The Geriatric Patient and Perioperative Management

With the increasing elderly population in the United States, it becomes increasingly important to understand the physiologic changes of aging to better tailor anesthetic management of the geriatric patient. A review of changes by system is presented below.

The CNS system shows overall decreased brain reserve and increased sensitivity to anesthetic drugs. White and gray matter decreases in mass, many neurotransmitter levels are reduced, CSF volume decreases, dura permeability increases, and the epidural space is smaller. The functional result of these changes include a decrease in MAC by 4-6% per decade after age 40, increase in perioperative delirium and postoperative cognitive dysfunction, and increased sensitivity to neuraxial anesthetics.

Cardiovascular changes include a thickened left ventricle leading to diastolic dysfunction, myocyte loss resulting in decreased contractility, increased basal sympathetic tone but decreased β-adrenergic sensitivity, and mean arterial pressure and pulse pressure increases due to vascular stiffness. Care should be taken to ensure adequate preload, optimize coronary perfusion by lowering heart rates and maintaining higher MAPs under anesthesia, and preparing for hemodynamic swings with induction and neuraxial anesthesia given decreased sensitivity to sympathomimetic drugs.

Respiratory changes include increased lung compliance but decreased chest wall compliance leading to risk of air trapping and increased work of breathing, and loss of alveolar surface area leading to worsened diffusion capacity.

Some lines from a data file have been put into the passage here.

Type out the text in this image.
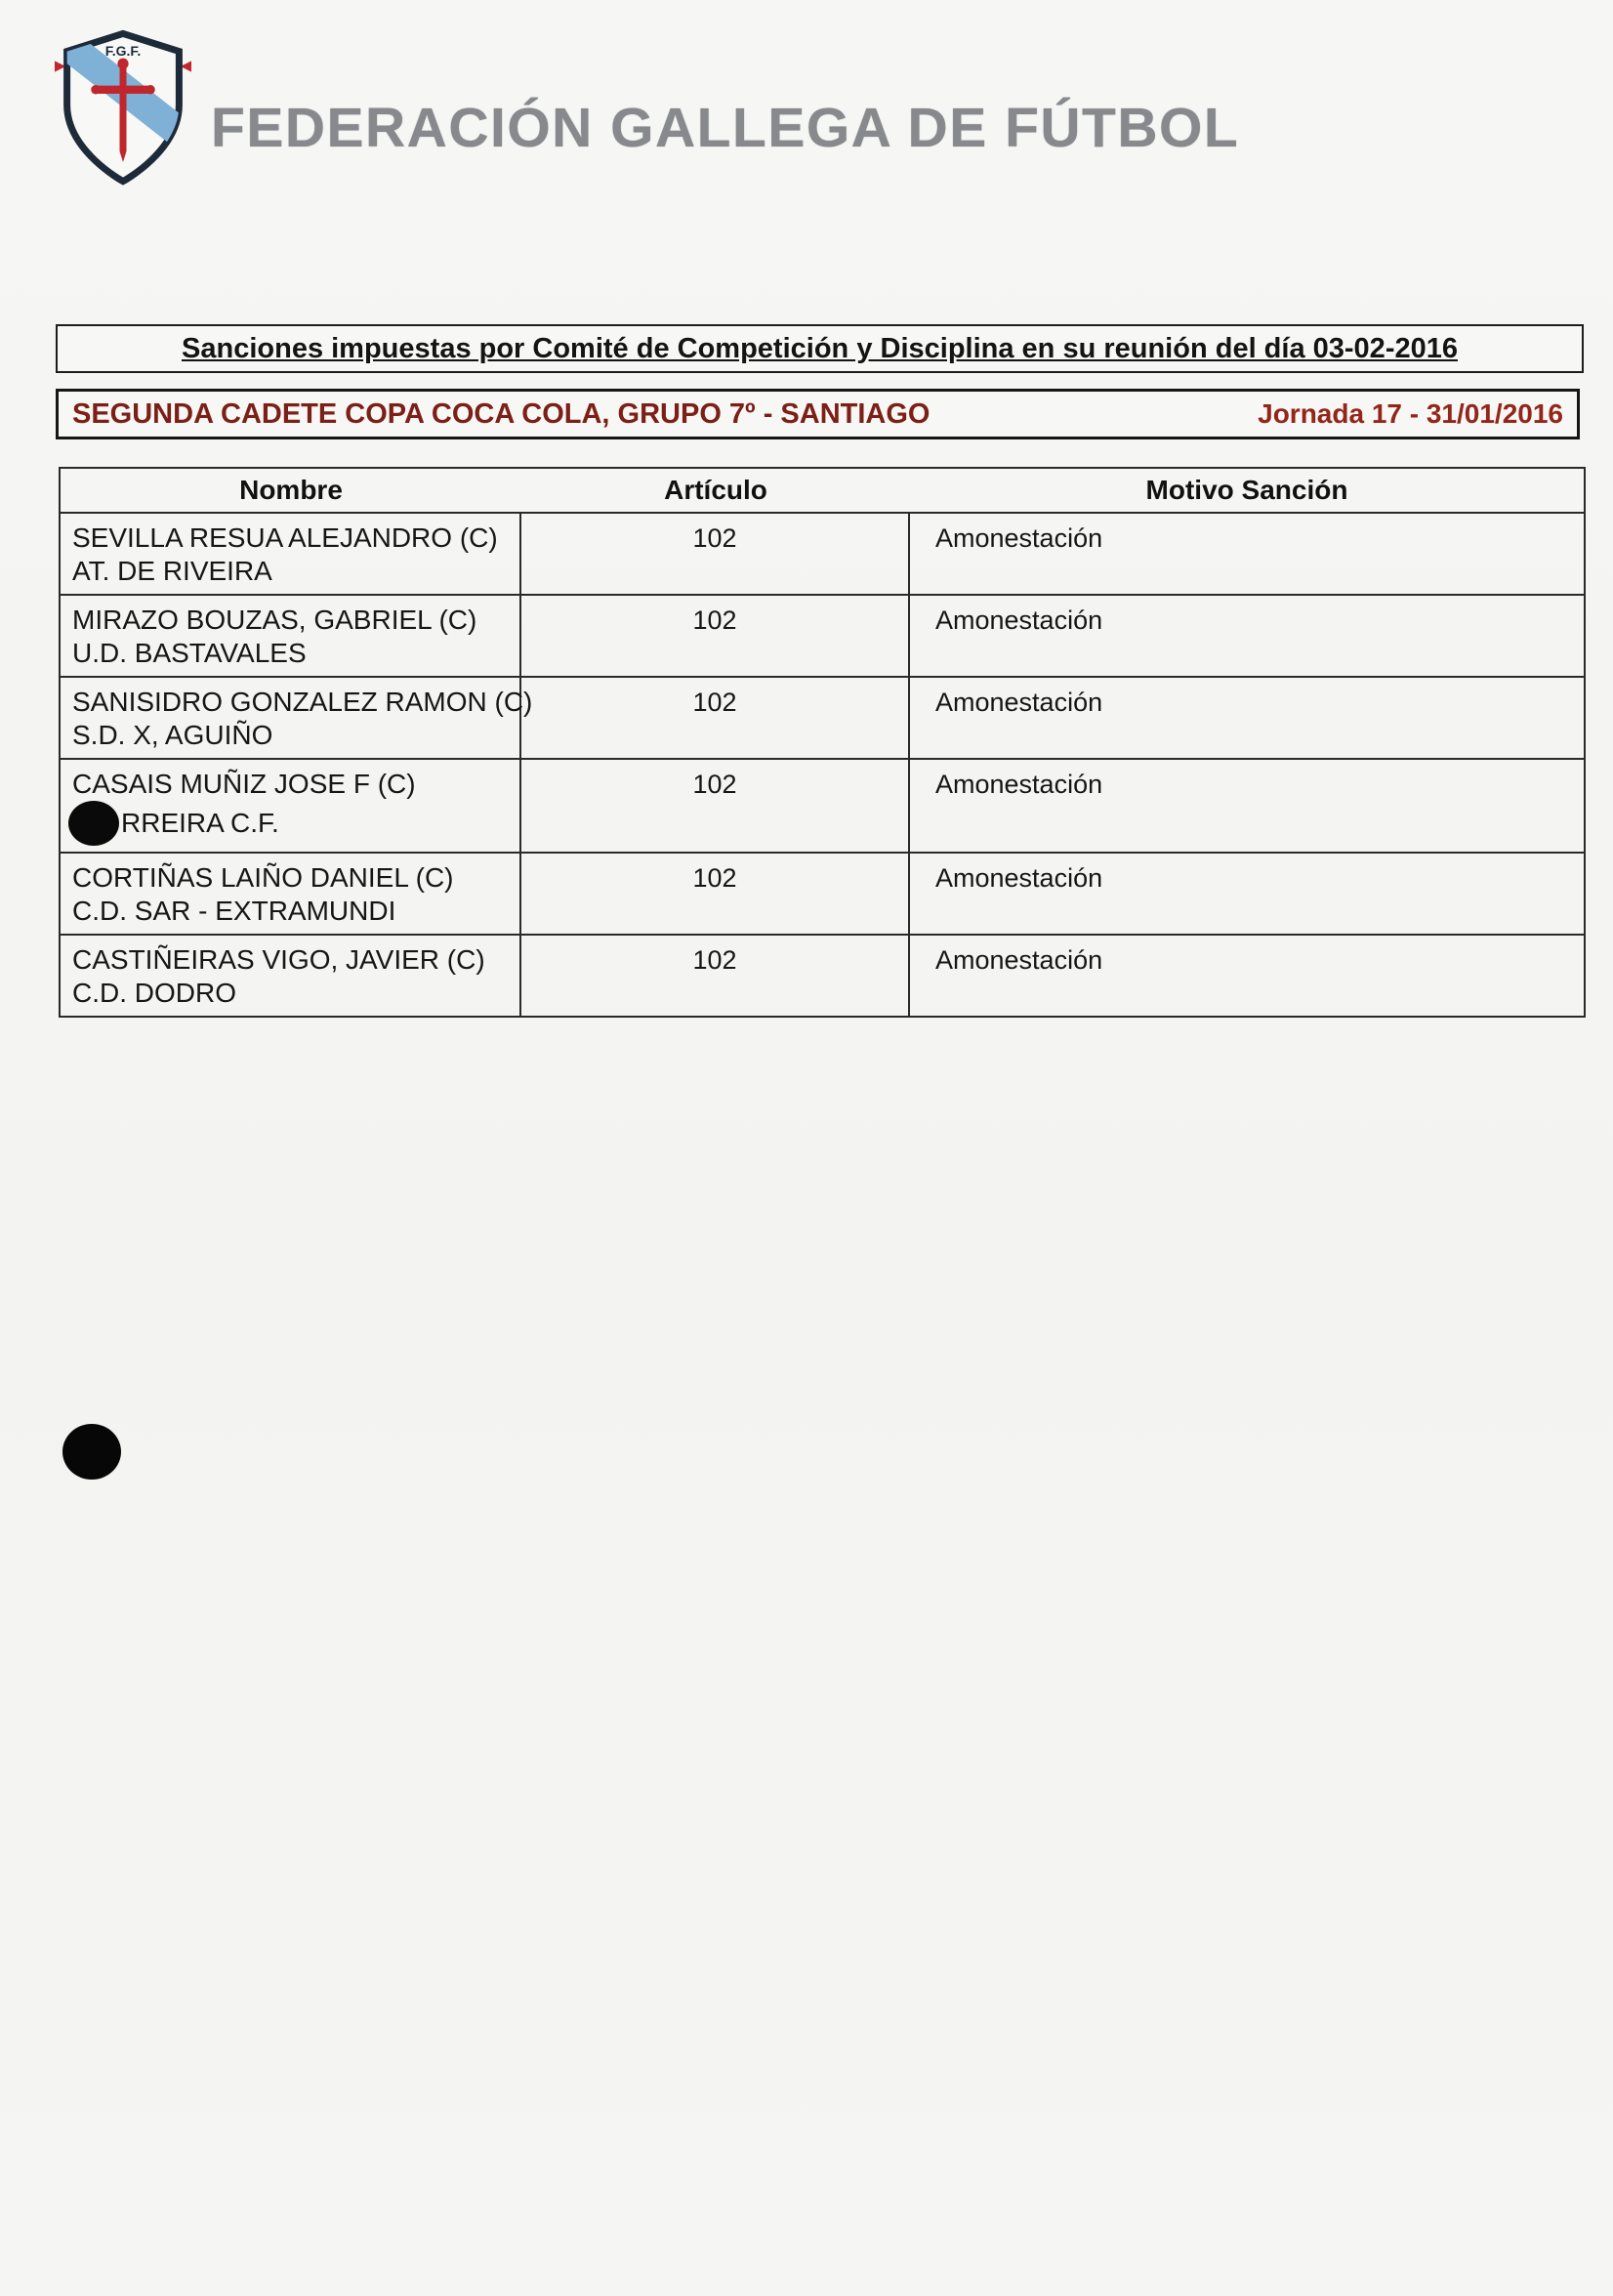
F.G.F.
FEDERACIÓN GALLEGA DE FÚTBOL
Sanciones impuestas por Comité de Competición y Disciplina en su reunión del día 03-02-2016
SEGUNDA CADETE COPA COCA COLA, GRUPO 7º - SANTIAGO	Jornada 17 - 31/01/2016
Nombre	Artículo	Motivo Sanción
SEVILLA RESUA ALEJANDRO (C)
AT. DE RIVEIRA
102	Amonestación
MIRAZO BOUZAS, GABRIEL (C)
U.D. BASTAVALES
102	Amonestación
SANISIDRO GONZALEZ RAMON (C)
S.D. X, AGUIÑO
102	Amonestación
CASAIS MUÑIZ JOSE F (C)
RREIRA C.F.
102	Amonestación
CORTIÑAS LAIÑO DANIEL (C)
C.D. SAR - EXTRAMUNDI
102	Amonestación
CASTIÑEIRAS VIGO, JAVIER (C)
C.D. DODRO
102	Amonestación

In terms of lung volumes, total lung capacity is unchanged, vital capacity decreases, residual volume increases, functional residual capacity (FRC) is unchanged or slightly unchanged, and closing capacity (CC) is increased. At age 44, FRC equals CC in the supine position, and at age 66 in the upright position. As FRC falls below CC, shunt occurs leading to worsened arterial oxygenation. Therefore care should be taken to adequately preoxygenate elderly patients, and consider adding PEEP during positive pressure ventilation.

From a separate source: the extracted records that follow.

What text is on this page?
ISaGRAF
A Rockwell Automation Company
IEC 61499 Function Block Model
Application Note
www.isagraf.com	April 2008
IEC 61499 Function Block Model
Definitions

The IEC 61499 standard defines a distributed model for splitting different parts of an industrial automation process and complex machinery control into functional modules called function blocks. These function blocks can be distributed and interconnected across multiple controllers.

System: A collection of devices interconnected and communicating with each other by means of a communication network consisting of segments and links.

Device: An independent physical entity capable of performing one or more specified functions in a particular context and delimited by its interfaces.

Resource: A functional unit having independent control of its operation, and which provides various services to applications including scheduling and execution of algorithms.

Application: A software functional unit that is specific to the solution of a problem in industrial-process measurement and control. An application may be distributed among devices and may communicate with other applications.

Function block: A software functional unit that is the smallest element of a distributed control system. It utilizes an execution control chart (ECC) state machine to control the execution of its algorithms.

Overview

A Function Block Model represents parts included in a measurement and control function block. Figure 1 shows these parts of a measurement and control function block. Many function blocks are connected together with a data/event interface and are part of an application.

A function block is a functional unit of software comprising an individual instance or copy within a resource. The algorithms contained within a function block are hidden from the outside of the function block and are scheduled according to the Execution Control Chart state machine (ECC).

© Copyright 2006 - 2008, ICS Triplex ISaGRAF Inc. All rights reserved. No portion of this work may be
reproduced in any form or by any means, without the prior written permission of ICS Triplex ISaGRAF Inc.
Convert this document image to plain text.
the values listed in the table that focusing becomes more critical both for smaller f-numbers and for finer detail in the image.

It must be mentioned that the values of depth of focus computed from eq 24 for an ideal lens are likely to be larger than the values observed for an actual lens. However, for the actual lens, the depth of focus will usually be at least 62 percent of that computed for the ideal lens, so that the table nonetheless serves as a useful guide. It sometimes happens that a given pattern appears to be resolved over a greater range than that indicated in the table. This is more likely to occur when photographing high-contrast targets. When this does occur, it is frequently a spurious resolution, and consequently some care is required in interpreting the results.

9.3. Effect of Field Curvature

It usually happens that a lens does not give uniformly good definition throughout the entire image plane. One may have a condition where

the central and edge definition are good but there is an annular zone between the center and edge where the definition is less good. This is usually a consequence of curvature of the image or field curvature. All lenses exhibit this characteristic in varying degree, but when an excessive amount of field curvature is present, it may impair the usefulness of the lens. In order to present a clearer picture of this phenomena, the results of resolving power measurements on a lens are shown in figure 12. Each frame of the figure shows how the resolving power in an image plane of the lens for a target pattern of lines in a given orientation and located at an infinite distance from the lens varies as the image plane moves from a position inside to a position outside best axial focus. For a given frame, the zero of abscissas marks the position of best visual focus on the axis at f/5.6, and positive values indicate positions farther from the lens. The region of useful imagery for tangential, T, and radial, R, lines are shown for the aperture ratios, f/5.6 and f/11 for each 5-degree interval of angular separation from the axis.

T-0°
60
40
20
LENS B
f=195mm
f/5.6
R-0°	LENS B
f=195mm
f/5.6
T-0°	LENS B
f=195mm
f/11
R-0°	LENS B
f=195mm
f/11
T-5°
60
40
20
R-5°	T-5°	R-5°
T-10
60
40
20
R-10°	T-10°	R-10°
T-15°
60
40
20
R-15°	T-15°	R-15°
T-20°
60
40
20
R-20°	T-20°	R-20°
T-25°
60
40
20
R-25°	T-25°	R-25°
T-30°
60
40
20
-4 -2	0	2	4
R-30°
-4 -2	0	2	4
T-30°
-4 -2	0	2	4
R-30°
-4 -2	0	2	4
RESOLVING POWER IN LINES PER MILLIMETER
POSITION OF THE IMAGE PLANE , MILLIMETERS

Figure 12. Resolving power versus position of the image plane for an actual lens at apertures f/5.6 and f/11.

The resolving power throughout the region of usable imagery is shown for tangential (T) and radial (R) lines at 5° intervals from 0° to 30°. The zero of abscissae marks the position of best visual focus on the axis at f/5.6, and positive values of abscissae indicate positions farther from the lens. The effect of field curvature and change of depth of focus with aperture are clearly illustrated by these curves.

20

Renal blood flow declines 10% per decade after age 40, but serum creatinine remains relatively unchanged due to concomitant loss of muscle mass. Therefore creatinine is not an accurate predictor of GFR in the elderly patient. Liver volume decreases 20-40% with aging, and hepatic blood flow decreases 10% per decade. Care should be taken to dose renally and hepatically cleared medications conservatively.

Understanding the physiology of aging is essential to the ability to tailor anesthetic care to the geriatric patient. In summary, the trend is toward sensitivity to many drugs, decreased cardiopulmonary reserve, and the potential for longer recovery times.